Finances are the biggest anxiety for most artists considering commissioning. I’ve gotten some small grants, invested my own money, accepted generous donations from long-time career cheerleaders, and bartered with composers (trading my time and talents for theirs). I still worry about how I’m going to make it all happen–particularly at a time when I haven’t been able to make money as a singer in over a year–but I believe in what I’m doing and I have faith that I’ll find ways to bring it all across the finish line. Set your own commissioning goals, start saving money or pursuing outside funding sources towards the investment, and, most importantly, start building relationships with the composers in your community so that when the time comes, you’ll know who you want to work with.

Laura Strickling--Photo by Patria Alexander

Laura Strickling–Photo by Patria Alexander

You’ve performed hundreds of songs from almost as many composers throughout the course of your career. For composers who are new at writing for the voice, what are some essential elements they should keep in mind?
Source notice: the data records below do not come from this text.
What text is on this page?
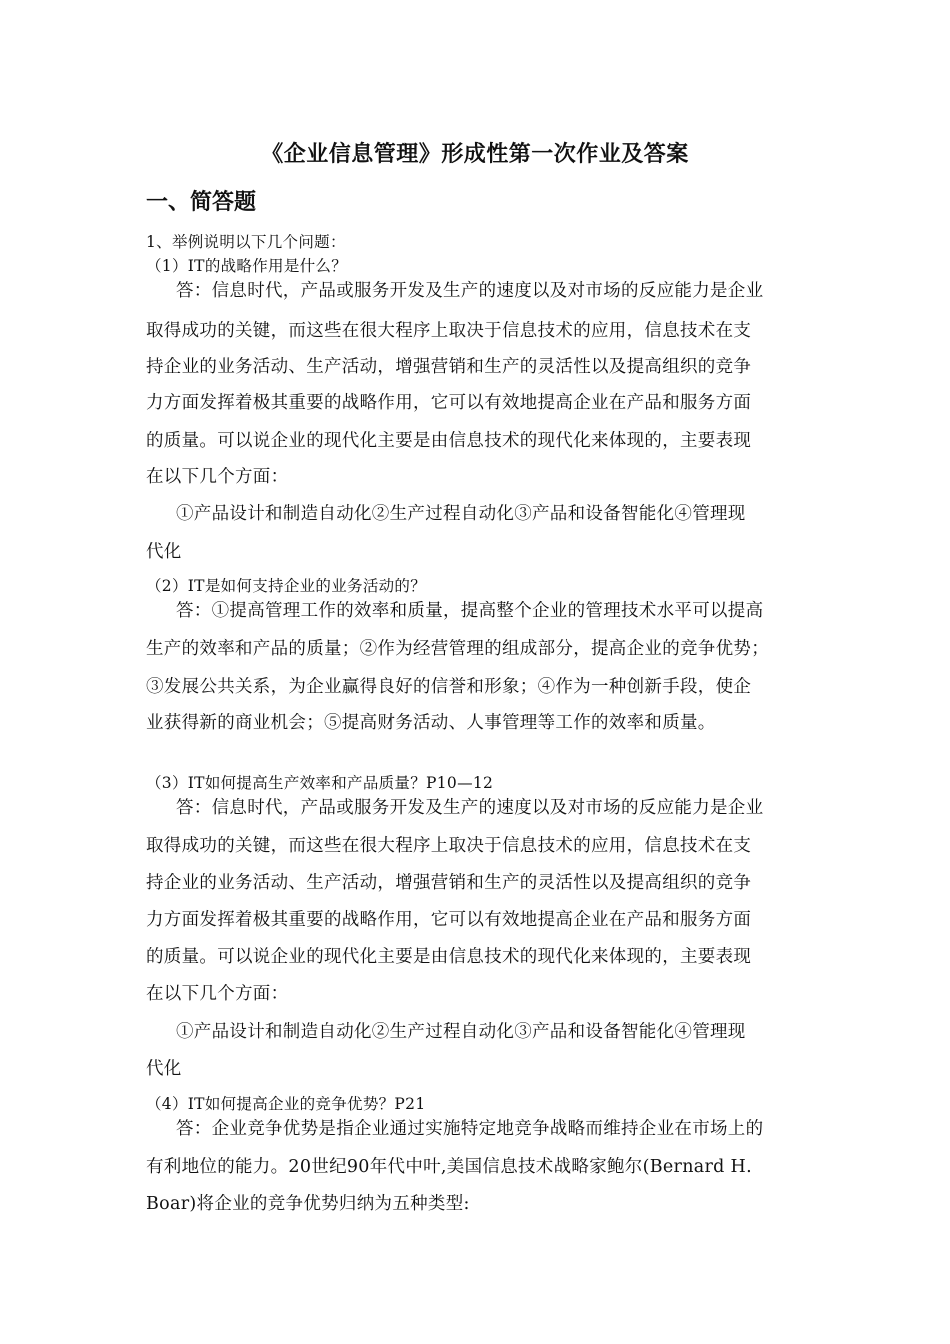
《企业信息管理》形成性第一次作业及答案
一、简答题
1、举例说明以下几个问题：
（1）IT的战略作用是什么？
答：信息时代，产品或服务开发及生产的速度以及对市场的反应能力是企业
取得成功的关键，而这些在很大程序上取决于信息技术的应用，信息技术在支
持企业的业务活动、生产活动，增强营销和生产的灵活性以及提高组织的竞争
力方面发挥着极其重要的战略作用，它可以有效地提高企业在产品和服务方面
的质量。可以说企业的现代化主要是由信息技术的现代化来体现的，主要表现
在以下几个方面：
①产品设计和制造自动化②生产过程自动化③产品和设备智能化④管理现
代化
（2）IT是如何支持企业的业务活动的？
答：①提高管理工作的效率和质量，提高整个企业的管理技术水平可以提高
生产的效率和产品的质量；②作为经营管理的组成部分，提高企业的竞争优势；
③发展公共关系，为企业赢得良好的信誉和形象；④作为一种创新手段，使企
业获得新的商业机会；⑤提高财务活动、人事管理等工作的效率和质量。
（3）IT如何提高生产效率和产品质量？P10—12
答：信息时代，产品或服务开发及生产的速度以及对市场的反应能力是企业
取得成功的关键，而这些在很大程序上取决于信息技术的应用，信息技术在支
持企业的业务活动、生产活动，增强营销和生产的灵活性以及提高组织的竞争
力方面发挥着极其重要的战略作用，它可以有效地提高企业在产品和服务方面
的质量。可以说企业的现代化主要是由信息技术的现代化来体现的，主要表现
在以下几个方面：
①产品设计和制造自动化②生产过程自动化③产品和设备智能化④管理现
代化
（4）IT如何提高企业的竞争优势？P21
答：企业竞争优势是指企业通过实施特定地竞争战略而维持企业在市场上的
有利地位的能力。20世纪90年代中叶,美国信息技术战略家鲍尔(Bernard H.
Boar)将企业的竞争优势归纳为五种类型:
At last count, I think I’ve performed over 500 songs in thirteen languages! As with most disciplines, the best way to learn how to write for the voice is to do it. A lot. And for lots of different voice types. The human voice is the only instrument we are all born with. Exploring all of its expressive capabilities isn’t just an exercise in writing music, it’s a study of the very source of human communication. And while we are grouped into basic vocal categories–soprano, mezzo-soprano, tenor, bass, countertenor, contralto–no two voices are the same. The palate available for voicing your musical thoughts is inexhaustible!

When singers learn your songs, ask for, and be open to, honest feedback. They’ll let you know if the writing caused technical difficulties or barriers to clear delivery of the text. Over time, you’ll be able to preempt these issues without feedback. Don’t just ask the extreme possible range of notes for a singer to sing, strive to understand the concept of tessitura, the section of the voice in which each singer is most comfortable singing. Learn about passagio, the breaks between registers in the voice. Consider the dynamic balance between voice and instrument(s). Never forget that singers need to breathe and rests are our friends. Ask the singer you are working with if they are comfortable with any extended techniques you might want to employ (such as screaming, whispering, straight tone, audible inhalation or exhalation, intentional vocal fry, whistling, etc.)–they all take a physical toll on vocal cords, and not every singer will be willing to pay the price.

You have great power–singers need composers to write music for us to sing. You are in the vulnerable position of handing your creation over to us to interpret for the world–that is our power. And both sides of the equation are important.

The composers involved in “The 40@40 Project” employ a wide variety of musical styles and hail from various backgrounds, reflecting classical music’s increasingly diverse landscape. How would you encourage performers and presenters to find and explore new works, especially ones that might not be featured prominently in mainstream publications and concert series?

I looked to the artists around me. I am surrounded by composers from wide-ranging backgrounds with distinct musical points of view, and I am endlessly curious about how they do what they do. I’ve found that most of them want to talk about their work if you ask them. (And, note for composers, singers want to talk about what they do, too!) The overwhelming majority of the composers in The 40@40 Project were friends before I ever got the chance to actually collaborate with them, and the songs are so much more meaningful to me because I know the person behind them. Several of the poets in the project are friends of mine, as well. Being able to connect the threads of creation happening around me has been so fulfilling. Most of the composers working in your area are not famous (yet!), but they’re doing the work. Find them. Make music together. Your lives and the music you make will be richer for it.